The Engine That You Have Never Seen

I have spent the vast majority of my life reading about, researching, and working on cars. Every once in a while though, I am smacked in the face with something that I have never seen before.  Most recently, it was the “triflux” engine.  I don’t know a whole heck of a lot about it, except that it was experimental and designed by Lancia in 1986. The way I’m understanding it, it has 4 cylinders, 2 turbochargers, 2 intercoolers, fuel injection, a dry sump oil system, and ~600 hp @ 8000 rpm.  There is confusion all over the place though.  We’ll start with mechanical timing? Ummm, isn’t the crankshaft supposed to be connected to the camshafts? If not, how is mechanical timing controlled? Secondly, how is 600 horsepower being made from less than 1.8L? It must be running super efficient turbos at high pressure, and revving to the moon.  I guess this is why I am not an engineer.  Enjoy the wackiness that is the turboflux.

Images borrowed from:
http://avs.spot-mate.com

Jeremy Nutt

Hi, I'm Jeremy.

3 thoughts to “The Engine That You Have Never Seen”

  1. Interesting; appears to have a chain drive system also. I would guess the bolted cover going from the crank shaft to the intermediate shaft that drives the cams houses a chain.

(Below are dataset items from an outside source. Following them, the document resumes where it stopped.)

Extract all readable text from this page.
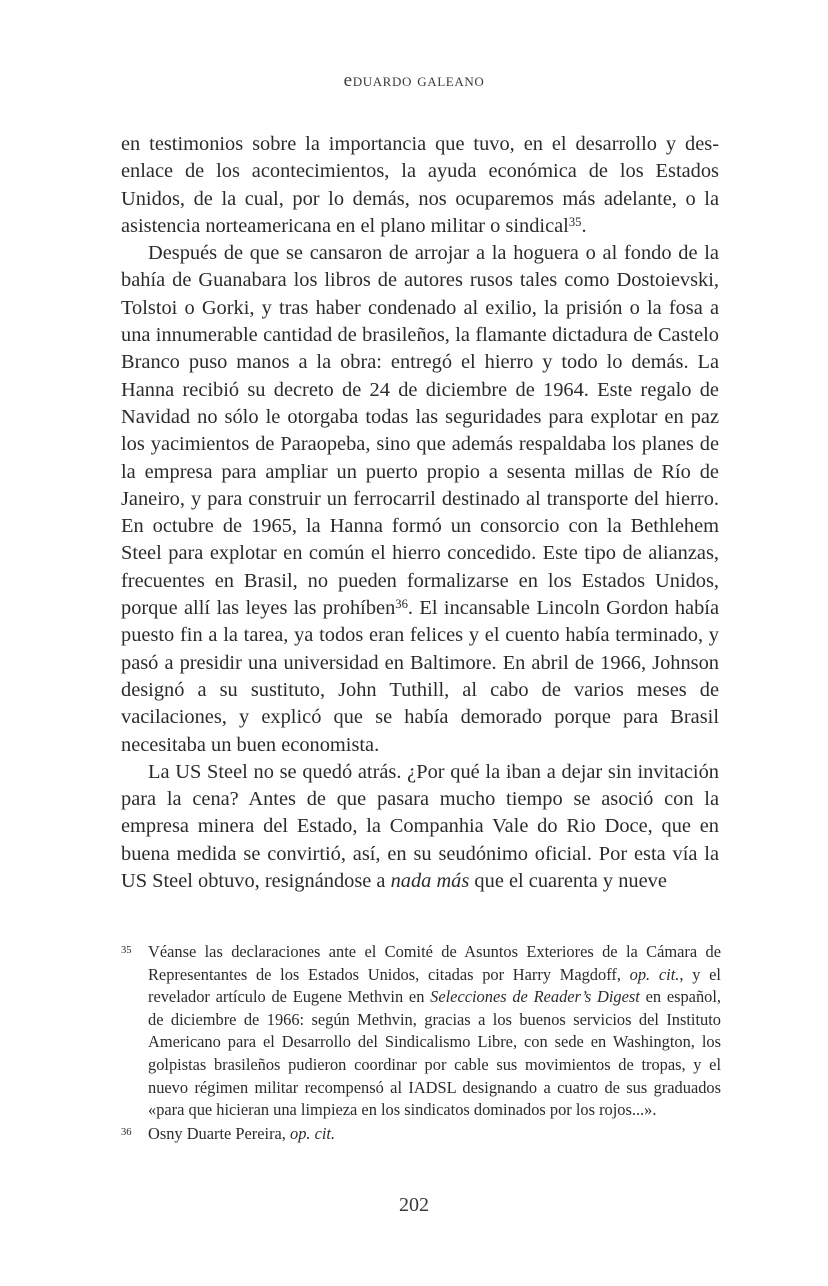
eduardo galeano

en testimonios sobre la importancia que tuvo, en el desarrollo y des-enlace de los acontecimientos, la ayuda económica de los Estados Unidos, de la cual, por lo demás, nos ocuparemos más adelante, o la asistencia norteamericana en el plano militar o sindical$^{35}$.

Después de que se cansaron de arrojar a la hoguera o al fondo de la bahía de Guanabara los libros de autores rusos tales como Dostoievski, Tolstoi o Gorki, y tras haber condenado al exilio, la prisión o la fosa a una innumerable cantidad de brasileños, la flamante dictadura de Castelo Branco puso manos a la obra: entregó el hierro y todo lo demás. La Hanna recibió su decreto de 24 de diciembre de 1964. Este regalo de Navidad no sólo le otorgaba todas las seguridades para explotar en paz los yacimientos de Paraopeba, sino que además respaldaba los planes de la empresa para ampliar un puerto propio a sesenta millas de Río de Janeiro, y para construir un ferrocarril destinado al transporte del hierro. En octubre de 1965, la Hanna formó un consorcio con la Bethlehem Steel para explotar en común el hierro concedido. Este tipo de alianzas, frecuentes en Brasil, no pueden formalizarse en los Estados Unidos, porque allí las leyes las prohíben$^{36}$. El incansable Lincoln Gordon había puesto fin a la tarea, ya todos eran felices y el cuento había terminado, y pasó a presidir una universidad en Baltimore. En abril de 1966, Johnson designó a su sustituto, John Tuthill, al cabo de varios meses de vacilaciones, y explicó que se había demorado porque para Brasil necesitaba un buen economista.

La US Steel no se quedó atrás. ¿Por qué la iban a dejar sin invitación para la cena? Antes de que pasara mucho tiempo se asoció con la empresa minera del Estado, la Companhia Vale do Rio Doce, que en buena medida se convirtió, así, en su seudónimo oficial. Por esta vía la US Steel obtuvo, resignándose a nada más que el cuarenta y nueve

35	Véanse las declaraciones ante el Comité de Asuntos Exteriores de la Cámara de Representantes de los Estados Unidos, citadas por Harry Magdoff, op. cit., y el revelador artículo de Eugene Methvin en Selecciones de Reader’s Digest en español, de diciembre de 1966: según Methvin, gracias a los buenos servicios del Instituto Americano para el Desarrollo del Sindicalismo Libre, con sede en Washington, los golpistas brasileños pudieron coordinar por cable sus movimientos de tropas, y el nuevo régimen militar recompensó al IADSL designando a cuatro de sus graduados «para que hicieran una limpieza en los sindicatos dominados por los rojos...».
36	Osny Duarte Pereira, op. cit.
202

  2. You’re right, it kinda does look like a dancing machine – or one of the original Transformers. Maybe you were being tongue-in-cheek about why you aren’t an engineer but just in case you weren’t, I don’t think even an engineer could figure this engine out. That’s the thing with experimental stuff, it sounds like a great idea while one is dreaming or smoking socks but in the cold light of day it just doesn’t have legs.